With the increasing number of Internet users, the penetration rate of mobile and fixed-line users is high. The extensive coverage and structure of the network make it easier to collect and diversify network traffic data [1]. To provide customers with better broadband network quality and enterprises with better network optimization equipment, a comprehensive network traffic forecasting model is on the agenda and aims to implement the following features:(1)Optimization of network resource allocation: Accurate traffic forecasting models can detect long-term future traffic demand, providing guidance for early planning of resources, freeing up network resource consumption, and unlocking the potential for network traffic growth.(2)Improved utilization of network resource: Operators and network service providers can use a predictive network traffic model to improve the mobile experience of their subscribers. By analyzing network traffic resources, the number of base stations in high-load areas can be improved. It also can reduce the energy consumption of base stations in low-load regions to improve network resource utilization.(3)Optimization of network resource service levels: The network prediction model can provide a more advanced understanding of the network attack traffic’s size and guide the server to carry out traffic refinement cleaning. Similarly, it ensures the regular operation of user services through load balancing and fault migration of network resources to improve the user QoS level.

Machine learning models have become increasingly popular in academic and industrial applications over the last decade as GPU, and edge accelerator processing speeds have increased, providing a new avenue to assist traditional industries. Network traffic prediction refers to extracting feature information from past traffic information to predict future network data traffic. Several network traffic prediction models have been proposed recently. ARIMA (autoregressive integrated moving average) [2] is the traditional time-domain forecasting method which is widely used in the financial direction.
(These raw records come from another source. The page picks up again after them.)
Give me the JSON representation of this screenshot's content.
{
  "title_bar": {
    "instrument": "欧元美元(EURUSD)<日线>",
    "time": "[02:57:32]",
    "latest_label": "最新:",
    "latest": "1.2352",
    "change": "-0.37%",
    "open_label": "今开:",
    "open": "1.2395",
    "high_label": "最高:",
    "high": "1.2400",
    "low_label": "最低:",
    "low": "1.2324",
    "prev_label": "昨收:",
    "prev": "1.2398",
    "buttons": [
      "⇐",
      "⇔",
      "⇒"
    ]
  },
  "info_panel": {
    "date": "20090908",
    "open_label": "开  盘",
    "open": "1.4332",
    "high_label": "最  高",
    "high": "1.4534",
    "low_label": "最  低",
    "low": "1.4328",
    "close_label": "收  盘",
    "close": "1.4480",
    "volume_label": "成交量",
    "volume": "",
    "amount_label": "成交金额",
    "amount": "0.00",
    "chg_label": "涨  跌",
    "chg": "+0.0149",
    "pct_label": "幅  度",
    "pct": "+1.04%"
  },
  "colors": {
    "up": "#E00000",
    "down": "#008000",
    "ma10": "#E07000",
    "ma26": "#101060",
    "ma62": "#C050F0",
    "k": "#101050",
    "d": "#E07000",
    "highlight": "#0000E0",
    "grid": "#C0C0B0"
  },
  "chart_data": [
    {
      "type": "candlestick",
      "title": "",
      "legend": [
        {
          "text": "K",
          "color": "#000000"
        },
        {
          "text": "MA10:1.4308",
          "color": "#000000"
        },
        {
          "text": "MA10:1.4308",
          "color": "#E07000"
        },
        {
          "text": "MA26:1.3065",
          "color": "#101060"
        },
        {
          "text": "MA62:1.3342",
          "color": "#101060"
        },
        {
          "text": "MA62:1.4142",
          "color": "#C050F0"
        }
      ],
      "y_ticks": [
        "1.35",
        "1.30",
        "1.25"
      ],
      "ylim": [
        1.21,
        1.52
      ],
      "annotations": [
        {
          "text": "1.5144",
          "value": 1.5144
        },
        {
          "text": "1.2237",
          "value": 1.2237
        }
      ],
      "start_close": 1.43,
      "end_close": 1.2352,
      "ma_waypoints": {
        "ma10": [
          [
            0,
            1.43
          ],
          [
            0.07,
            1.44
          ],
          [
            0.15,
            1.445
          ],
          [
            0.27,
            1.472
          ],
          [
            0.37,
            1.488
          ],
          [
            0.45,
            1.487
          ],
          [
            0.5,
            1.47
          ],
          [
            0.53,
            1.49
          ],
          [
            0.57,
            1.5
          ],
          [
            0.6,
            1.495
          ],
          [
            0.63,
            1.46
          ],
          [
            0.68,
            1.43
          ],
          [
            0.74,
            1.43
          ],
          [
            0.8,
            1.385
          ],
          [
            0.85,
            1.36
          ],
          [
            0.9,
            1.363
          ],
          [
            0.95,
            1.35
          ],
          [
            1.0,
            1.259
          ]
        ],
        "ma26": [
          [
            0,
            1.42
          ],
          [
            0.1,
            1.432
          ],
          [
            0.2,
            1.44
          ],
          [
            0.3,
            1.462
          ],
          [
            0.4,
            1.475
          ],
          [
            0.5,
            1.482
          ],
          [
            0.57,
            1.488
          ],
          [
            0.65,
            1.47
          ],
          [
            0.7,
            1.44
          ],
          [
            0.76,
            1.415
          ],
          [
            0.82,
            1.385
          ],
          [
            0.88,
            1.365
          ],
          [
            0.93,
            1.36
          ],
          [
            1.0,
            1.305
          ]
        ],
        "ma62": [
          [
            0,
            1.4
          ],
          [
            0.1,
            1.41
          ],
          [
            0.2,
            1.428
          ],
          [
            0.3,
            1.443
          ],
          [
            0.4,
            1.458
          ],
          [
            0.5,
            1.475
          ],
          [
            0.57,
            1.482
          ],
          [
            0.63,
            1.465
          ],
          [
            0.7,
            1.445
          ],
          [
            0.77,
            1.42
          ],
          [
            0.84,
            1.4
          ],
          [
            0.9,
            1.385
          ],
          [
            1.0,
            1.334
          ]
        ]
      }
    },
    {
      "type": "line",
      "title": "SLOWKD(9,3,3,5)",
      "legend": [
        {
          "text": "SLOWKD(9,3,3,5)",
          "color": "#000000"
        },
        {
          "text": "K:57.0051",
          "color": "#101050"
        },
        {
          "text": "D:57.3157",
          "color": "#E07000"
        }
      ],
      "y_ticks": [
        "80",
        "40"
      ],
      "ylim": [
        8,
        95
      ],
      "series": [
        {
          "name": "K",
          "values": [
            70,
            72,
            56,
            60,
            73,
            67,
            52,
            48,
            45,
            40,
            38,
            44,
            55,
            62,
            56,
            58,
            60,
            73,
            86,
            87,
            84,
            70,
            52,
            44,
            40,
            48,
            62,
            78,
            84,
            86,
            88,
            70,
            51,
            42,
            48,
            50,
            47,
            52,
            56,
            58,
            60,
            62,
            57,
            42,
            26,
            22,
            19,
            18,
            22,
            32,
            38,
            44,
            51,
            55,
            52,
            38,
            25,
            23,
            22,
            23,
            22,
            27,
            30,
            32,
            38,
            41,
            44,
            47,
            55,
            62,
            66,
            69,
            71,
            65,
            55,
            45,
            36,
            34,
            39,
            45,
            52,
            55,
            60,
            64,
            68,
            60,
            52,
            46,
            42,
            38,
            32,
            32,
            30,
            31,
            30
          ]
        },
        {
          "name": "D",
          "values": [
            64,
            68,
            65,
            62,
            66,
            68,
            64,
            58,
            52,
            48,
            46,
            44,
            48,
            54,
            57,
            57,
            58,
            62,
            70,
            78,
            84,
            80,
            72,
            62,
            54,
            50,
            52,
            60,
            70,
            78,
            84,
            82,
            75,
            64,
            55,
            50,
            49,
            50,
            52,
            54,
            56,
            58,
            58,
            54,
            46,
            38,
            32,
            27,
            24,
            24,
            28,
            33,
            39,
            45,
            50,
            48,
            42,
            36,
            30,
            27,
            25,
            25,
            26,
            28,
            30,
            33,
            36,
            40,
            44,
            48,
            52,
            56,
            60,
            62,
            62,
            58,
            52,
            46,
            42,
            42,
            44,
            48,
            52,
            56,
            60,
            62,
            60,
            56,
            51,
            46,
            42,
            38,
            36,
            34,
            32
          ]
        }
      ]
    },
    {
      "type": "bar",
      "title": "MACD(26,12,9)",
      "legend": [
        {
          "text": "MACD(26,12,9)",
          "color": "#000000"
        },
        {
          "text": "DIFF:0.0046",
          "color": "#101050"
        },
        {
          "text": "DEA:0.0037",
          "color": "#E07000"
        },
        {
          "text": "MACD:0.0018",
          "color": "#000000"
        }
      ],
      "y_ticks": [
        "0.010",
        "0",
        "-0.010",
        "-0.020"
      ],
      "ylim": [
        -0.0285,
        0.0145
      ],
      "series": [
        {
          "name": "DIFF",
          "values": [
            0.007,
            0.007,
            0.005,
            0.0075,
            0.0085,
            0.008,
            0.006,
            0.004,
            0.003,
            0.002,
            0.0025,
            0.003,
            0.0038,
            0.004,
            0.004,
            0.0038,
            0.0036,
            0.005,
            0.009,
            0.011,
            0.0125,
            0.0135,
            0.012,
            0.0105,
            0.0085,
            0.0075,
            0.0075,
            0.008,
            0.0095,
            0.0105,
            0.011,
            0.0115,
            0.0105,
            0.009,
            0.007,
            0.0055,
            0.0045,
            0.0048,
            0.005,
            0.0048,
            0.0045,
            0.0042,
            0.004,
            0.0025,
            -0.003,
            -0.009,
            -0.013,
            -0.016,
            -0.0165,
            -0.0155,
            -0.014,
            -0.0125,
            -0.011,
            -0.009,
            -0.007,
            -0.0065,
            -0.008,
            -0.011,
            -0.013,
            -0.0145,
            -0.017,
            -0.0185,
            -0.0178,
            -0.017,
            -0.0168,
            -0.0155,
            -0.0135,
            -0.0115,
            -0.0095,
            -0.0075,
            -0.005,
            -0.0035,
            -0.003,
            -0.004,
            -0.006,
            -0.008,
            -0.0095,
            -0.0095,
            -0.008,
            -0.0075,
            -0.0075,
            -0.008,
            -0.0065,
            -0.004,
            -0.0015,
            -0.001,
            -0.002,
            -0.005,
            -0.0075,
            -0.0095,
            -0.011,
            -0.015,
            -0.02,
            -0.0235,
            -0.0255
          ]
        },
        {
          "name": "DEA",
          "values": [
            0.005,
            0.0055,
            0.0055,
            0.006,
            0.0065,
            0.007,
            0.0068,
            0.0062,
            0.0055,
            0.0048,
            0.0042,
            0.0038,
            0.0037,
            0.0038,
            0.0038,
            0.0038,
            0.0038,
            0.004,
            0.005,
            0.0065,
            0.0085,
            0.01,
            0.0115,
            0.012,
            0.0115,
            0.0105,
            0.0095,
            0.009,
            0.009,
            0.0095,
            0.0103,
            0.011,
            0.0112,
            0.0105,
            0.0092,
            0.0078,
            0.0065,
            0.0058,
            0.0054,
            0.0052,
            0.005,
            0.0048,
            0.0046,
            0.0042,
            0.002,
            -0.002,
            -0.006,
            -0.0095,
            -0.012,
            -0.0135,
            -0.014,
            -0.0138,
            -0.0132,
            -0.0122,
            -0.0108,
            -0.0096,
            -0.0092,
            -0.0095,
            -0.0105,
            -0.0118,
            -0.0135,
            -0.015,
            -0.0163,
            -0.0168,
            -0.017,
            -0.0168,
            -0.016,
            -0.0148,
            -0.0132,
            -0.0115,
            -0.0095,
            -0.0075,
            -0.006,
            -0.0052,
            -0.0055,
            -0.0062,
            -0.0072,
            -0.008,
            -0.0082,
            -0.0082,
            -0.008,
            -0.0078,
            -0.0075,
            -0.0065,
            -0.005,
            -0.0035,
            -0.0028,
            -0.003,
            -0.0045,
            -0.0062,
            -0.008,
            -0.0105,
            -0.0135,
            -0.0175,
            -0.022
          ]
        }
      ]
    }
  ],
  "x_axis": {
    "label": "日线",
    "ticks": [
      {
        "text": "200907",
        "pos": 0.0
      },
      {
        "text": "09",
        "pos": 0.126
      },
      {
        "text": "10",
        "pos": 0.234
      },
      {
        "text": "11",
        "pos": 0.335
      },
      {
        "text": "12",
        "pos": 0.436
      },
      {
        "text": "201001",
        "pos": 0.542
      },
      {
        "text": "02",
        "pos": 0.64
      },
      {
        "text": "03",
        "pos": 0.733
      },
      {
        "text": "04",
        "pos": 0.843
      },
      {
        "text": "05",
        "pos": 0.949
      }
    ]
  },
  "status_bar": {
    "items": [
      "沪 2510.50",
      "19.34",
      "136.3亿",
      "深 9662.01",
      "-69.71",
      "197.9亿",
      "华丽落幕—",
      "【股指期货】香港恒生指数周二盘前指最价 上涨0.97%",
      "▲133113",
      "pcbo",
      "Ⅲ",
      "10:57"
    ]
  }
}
However, in predicting long time series or complex data, these models do not perform very well. The ARIMA model is simple and easy to apply but requires stable time series data and, by its nature, cannot capture nonlinear relationships, and the RNN family of models [3–5] (recurrent neural network (RNN) and their derivative models, long short term memory (LSTM) networks, and gated recurrent units (GRU), etc.) can better discover features in the time domain through its unique shared memory mechanism. Still, its time complexity is high and cannot parallelize the output. In 2017, Google proposed the transformer model [6], which does not use popular processing models such as convolutional neural networks (CNN) and RNNs but instead uses the attention mechanism entirely to achieve more accurate results in the direction of natural language processing (NLP) and computer vision (CV) combined with the original self-attention (Attention) mechanism is suitable for network traffic prediction on the ground, due to its solid fitting ability, low time complexity, and parallelized output.

The rest of the paper is organized as follows: Section 2 describes the attention mechanism and model architecture, while Section 3 focuses on some basic details and model training parameters. In the next two sections of the paper, the results of the visual network traffic prediction model are visualized, summarized, and extended in the future.

#### 2. Model Structure

With time, transformer and BERT (bidirectional encoder representations from transformers) models [7] came into prominence in NLP. Attention mechanisms were already migrated and applied to various aspects of deep learning models. Even papers state that [8] the self-attentive tool is a generalized version of CNN. In the direction of deep learning methods, most time series prediction models use RNNs and related models. Still, due to their unique shared memory mechanism, which leads to high time complexity in the number of parameters and the inability to parallelize the output, the self-attentive mechanism differs from traditional neural networks such as DNNs and RNNs in its high fitting capability. It has the advantages of parallelized creation and low time complexity, which are ideal for it and is suitable for network traffic prediction.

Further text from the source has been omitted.